By Alison, Wildlife and Fisheries Biology; Sophomore

Initial point at which scouting for Flevoland began. Photo by Allison.

This post relates to our adventures on 30 May:

For today’s new adventure in the Netherlands, the group traveled from Lelystad to Apeldoorn. From the Apollo hotel we stopped at Museum Nieuwland also known as Batavia Land and Maarten taught us about the rising sea levels in the Flevoland province. Areas were flooded and people were looking for a dry and safe place to live. A solution to this was the Plan Lely: Zuiderzee Project where people wanted better safety, water management, connections soils for agriculture, space for cities and nature.
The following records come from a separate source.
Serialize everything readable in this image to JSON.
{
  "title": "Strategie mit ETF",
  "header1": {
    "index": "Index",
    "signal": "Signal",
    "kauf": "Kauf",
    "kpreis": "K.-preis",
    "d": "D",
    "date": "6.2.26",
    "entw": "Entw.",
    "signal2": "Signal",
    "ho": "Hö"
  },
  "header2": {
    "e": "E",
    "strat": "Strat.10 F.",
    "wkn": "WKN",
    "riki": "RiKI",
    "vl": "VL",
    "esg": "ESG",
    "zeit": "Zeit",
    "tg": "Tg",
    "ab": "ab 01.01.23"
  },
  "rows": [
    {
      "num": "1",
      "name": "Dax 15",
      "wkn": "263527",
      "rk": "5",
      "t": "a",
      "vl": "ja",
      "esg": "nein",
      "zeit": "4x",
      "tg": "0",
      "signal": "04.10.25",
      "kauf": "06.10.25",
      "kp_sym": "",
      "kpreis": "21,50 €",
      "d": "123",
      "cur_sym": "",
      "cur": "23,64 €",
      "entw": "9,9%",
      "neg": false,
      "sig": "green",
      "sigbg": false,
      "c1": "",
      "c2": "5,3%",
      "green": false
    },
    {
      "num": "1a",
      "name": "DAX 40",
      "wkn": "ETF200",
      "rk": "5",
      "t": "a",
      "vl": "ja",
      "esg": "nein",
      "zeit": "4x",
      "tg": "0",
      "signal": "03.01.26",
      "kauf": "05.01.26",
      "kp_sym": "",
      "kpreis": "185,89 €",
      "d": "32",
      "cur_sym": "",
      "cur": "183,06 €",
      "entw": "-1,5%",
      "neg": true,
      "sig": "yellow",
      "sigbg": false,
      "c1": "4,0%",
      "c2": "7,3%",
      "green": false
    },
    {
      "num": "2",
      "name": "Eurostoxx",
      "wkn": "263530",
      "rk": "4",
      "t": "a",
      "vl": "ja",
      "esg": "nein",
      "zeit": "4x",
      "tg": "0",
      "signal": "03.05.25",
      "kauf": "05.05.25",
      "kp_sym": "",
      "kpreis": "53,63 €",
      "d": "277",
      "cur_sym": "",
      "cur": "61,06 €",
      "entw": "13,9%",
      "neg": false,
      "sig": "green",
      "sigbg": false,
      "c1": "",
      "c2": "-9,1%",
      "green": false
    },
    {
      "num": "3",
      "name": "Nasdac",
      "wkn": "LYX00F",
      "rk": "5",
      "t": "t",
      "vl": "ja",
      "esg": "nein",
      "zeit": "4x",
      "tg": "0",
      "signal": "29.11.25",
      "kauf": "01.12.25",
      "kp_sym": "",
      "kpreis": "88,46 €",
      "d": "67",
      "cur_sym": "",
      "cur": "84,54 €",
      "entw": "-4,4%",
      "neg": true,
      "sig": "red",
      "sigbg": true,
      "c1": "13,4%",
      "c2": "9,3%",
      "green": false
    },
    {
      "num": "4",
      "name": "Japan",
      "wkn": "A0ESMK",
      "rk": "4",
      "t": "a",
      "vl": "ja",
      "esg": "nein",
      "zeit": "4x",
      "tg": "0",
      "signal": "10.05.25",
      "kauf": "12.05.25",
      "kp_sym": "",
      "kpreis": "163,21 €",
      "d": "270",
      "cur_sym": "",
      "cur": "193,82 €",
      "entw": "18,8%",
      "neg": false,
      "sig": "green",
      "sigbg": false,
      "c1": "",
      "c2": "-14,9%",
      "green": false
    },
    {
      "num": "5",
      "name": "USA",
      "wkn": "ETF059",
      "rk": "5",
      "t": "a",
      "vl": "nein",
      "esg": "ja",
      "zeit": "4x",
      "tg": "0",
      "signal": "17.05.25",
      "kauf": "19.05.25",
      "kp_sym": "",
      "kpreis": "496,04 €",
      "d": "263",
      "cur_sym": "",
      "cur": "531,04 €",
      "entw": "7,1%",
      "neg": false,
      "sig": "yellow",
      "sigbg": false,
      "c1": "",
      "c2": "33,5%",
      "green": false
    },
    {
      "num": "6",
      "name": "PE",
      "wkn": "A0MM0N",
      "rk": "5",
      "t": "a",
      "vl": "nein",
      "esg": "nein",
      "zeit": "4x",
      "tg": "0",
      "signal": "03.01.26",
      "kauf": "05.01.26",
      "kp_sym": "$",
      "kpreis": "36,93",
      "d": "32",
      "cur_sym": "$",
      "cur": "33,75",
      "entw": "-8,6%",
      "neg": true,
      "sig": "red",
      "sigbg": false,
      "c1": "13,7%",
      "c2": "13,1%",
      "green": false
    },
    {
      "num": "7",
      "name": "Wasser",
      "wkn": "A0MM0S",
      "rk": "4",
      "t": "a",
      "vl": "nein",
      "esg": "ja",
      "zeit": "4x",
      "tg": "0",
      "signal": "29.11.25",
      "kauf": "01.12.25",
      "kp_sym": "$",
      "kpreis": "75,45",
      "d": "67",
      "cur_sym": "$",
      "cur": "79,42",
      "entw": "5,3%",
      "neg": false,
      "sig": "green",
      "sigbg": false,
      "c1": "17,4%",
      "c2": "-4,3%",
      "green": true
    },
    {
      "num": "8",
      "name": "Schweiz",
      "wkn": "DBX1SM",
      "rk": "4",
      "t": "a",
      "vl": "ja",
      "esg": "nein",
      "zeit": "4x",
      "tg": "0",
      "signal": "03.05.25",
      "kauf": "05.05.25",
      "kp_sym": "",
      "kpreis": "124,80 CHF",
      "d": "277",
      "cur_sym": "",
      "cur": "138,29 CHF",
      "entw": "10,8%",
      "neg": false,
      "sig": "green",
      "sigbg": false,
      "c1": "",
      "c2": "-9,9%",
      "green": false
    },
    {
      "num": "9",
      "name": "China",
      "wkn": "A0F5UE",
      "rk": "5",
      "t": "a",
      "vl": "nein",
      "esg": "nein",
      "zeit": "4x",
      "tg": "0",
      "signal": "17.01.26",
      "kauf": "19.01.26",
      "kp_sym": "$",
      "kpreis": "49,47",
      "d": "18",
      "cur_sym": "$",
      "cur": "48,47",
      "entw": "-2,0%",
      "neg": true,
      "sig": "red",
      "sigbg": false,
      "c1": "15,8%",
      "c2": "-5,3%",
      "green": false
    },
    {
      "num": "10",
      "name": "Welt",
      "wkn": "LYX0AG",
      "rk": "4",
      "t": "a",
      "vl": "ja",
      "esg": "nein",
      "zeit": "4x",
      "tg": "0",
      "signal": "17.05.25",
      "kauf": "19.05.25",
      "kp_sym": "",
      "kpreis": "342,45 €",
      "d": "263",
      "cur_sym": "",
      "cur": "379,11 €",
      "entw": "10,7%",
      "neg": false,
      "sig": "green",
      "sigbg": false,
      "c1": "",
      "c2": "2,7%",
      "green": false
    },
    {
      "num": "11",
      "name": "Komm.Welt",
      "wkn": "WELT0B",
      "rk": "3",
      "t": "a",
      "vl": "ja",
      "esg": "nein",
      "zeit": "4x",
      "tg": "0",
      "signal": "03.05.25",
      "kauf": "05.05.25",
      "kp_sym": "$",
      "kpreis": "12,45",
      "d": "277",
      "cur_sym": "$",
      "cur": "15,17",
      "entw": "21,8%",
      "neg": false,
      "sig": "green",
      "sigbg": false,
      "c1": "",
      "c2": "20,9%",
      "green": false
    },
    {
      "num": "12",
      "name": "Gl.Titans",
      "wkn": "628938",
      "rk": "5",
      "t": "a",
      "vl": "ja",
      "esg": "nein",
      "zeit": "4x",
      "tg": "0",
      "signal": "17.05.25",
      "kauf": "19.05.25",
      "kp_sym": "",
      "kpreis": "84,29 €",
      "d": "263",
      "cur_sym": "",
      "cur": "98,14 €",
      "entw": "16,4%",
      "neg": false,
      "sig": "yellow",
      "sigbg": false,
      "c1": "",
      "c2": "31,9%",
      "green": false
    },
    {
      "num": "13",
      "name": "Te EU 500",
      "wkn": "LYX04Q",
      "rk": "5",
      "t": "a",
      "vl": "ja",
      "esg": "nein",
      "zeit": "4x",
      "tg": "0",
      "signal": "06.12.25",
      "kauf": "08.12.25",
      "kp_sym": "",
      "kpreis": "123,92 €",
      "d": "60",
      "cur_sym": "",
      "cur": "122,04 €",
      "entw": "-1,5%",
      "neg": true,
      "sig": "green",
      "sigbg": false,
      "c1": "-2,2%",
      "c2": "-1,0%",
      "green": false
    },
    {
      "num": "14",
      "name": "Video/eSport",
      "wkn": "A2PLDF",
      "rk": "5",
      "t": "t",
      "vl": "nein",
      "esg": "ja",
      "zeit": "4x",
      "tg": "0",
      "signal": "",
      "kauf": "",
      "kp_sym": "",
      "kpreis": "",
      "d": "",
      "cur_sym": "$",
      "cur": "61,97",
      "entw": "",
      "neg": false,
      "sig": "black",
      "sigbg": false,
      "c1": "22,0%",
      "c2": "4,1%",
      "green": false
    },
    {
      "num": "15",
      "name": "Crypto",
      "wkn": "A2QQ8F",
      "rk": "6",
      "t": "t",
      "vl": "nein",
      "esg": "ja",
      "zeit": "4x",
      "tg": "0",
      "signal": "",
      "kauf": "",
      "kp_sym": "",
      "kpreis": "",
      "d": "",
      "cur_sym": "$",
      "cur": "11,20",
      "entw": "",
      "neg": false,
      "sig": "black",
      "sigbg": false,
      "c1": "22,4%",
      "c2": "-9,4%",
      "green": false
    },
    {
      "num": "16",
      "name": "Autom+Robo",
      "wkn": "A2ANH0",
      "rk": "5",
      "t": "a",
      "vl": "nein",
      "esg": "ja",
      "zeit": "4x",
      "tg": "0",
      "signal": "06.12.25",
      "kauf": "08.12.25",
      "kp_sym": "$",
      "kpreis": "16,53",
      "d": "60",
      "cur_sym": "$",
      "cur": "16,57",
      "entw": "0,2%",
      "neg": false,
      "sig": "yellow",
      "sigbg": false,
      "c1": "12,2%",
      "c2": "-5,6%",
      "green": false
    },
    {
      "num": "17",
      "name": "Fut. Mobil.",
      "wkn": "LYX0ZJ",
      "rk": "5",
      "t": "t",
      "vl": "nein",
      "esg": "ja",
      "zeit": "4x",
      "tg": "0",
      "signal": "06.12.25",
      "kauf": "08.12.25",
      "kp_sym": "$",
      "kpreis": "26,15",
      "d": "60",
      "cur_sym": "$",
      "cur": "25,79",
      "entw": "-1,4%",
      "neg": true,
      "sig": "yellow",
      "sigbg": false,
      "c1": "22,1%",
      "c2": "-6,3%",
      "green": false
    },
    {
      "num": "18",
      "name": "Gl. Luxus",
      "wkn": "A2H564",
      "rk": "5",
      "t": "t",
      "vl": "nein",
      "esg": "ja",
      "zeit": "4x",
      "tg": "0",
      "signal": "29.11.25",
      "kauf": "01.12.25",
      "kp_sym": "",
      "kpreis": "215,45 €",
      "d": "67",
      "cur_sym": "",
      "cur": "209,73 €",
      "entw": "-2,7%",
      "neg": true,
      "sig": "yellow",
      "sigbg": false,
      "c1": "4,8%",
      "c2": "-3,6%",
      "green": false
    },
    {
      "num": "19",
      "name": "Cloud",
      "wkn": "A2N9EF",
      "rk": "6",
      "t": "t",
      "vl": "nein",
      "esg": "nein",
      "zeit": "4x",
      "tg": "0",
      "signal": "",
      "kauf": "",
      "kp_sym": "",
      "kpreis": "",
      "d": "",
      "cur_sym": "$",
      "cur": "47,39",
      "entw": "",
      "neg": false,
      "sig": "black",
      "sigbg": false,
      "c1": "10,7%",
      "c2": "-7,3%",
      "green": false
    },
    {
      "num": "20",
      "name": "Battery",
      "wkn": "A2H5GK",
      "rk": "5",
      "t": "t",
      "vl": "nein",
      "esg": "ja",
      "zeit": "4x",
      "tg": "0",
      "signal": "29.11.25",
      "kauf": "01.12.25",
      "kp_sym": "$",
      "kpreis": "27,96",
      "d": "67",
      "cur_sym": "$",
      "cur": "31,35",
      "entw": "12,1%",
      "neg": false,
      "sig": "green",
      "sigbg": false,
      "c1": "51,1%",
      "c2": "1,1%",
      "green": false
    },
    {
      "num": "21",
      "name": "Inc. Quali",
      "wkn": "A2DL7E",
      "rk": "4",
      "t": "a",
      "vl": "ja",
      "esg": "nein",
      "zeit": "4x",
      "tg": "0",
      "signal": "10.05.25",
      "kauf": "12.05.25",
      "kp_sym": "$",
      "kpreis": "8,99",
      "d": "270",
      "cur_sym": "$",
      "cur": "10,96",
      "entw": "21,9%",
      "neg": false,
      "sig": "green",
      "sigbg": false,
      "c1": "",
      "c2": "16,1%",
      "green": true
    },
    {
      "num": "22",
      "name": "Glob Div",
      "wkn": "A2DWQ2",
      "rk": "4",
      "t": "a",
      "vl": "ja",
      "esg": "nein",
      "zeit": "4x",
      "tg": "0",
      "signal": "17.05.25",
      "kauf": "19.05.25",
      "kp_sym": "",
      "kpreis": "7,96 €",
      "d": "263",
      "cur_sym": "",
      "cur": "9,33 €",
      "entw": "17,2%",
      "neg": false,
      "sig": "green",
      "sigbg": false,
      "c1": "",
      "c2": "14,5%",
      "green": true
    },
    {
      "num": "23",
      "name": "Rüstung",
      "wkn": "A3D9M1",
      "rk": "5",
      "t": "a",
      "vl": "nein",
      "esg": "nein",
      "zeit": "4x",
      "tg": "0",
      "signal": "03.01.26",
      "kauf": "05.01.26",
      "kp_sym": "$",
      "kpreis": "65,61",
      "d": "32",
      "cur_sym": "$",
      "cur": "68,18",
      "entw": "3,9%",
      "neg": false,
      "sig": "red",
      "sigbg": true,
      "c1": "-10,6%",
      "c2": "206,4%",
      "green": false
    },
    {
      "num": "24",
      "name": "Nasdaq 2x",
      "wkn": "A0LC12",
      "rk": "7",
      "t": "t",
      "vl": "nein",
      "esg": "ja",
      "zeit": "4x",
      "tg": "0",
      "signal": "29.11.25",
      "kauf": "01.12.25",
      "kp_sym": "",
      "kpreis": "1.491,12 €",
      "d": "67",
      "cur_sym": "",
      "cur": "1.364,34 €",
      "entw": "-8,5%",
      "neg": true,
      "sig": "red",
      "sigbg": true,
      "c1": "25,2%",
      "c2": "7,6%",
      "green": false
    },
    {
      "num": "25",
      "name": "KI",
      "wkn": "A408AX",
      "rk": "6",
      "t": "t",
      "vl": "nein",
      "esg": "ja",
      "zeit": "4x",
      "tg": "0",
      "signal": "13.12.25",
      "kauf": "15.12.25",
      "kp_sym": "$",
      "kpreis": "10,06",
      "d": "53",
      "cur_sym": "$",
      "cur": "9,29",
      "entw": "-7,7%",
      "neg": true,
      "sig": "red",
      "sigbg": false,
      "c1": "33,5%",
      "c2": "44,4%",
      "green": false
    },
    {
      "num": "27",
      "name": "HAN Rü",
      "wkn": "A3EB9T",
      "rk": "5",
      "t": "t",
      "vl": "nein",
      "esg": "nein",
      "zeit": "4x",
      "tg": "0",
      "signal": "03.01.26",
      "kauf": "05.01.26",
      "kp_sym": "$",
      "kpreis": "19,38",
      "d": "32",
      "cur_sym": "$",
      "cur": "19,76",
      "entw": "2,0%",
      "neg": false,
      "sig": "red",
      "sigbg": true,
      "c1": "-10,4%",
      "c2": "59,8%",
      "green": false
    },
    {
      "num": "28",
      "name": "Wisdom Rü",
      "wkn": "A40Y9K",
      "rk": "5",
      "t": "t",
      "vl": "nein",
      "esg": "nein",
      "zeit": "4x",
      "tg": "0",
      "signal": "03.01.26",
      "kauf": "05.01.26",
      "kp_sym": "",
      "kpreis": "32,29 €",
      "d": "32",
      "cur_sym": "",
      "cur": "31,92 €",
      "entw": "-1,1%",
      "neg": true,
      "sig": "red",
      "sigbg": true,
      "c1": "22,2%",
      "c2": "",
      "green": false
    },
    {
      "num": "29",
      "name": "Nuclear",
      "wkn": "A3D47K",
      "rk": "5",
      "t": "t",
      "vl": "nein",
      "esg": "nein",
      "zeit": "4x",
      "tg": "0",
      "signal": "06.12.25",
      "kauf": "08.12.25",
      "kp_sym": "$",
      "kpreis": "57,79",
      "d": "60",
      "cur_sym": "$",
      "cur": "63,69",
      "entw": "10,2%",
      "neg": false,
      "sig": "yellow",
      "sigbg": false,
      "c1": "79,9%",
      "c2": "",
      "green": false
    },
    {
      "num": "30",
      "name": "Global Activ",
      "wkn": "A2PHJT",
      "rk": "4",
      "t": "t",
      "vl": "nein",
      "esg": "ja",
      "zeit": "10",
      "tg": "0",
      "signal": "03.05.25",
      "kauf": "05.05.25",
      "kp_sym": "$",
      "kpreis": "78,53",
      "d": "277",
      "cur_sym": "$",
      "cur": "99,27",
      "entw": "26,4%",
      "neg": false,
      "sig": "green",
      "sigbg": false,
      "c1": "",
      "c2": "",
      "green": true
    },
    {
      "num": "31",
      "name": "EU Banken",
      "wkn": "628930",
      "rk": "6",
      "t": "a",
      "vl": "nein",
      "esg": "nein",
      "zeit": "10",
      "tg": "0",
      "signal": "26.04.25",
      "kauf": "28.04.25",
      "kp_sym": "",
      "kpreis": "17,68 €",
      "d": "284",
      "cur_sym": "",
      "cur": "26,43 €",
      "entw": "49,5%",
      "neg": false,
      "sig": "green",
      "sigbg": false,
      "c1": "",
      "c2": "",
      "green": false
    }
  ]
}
The goals of this plan were flood protection for people around the Zuiderzee, land reclamation for production of food for the increasing population in the Netherlands, improving water management, and to have a low maintenance costs for the dykes. In order to create a polder there has to be construction of a ring dyke and pumping stations, pumping out the water, dredge canals and ditches and maturation of soil. Once the polder was constructed there were problems like having too much water and not enough air in the soil. A solution was to let the water out and the air in to make the soil better for the farmers whose crops were failing. Not everyone was in favor of this new plan like people’s homes who were right on the water and many people near the water as well. It was interesting to find out that the polder created happen to be on the very grounds we were standing on and the area had once been completely underwater. Maarten had presented this on a PowerPoint presentation and showed us a film right after about it. We were also able to see a large boat which was one of many that have been found in old shipwrecks in Flevoland.

There was also a part in the museum where 14 women had sown lots of different events in the area over time. After learning lots about this, Maarten went out of his way to show the group a pumping station near the museum and then we proceeded to the Stayokay hostel in Apeldoorn. Along the way we were biking near some sheep as well as some beautiful trees in the forest and the hostel ended up being in the forest too.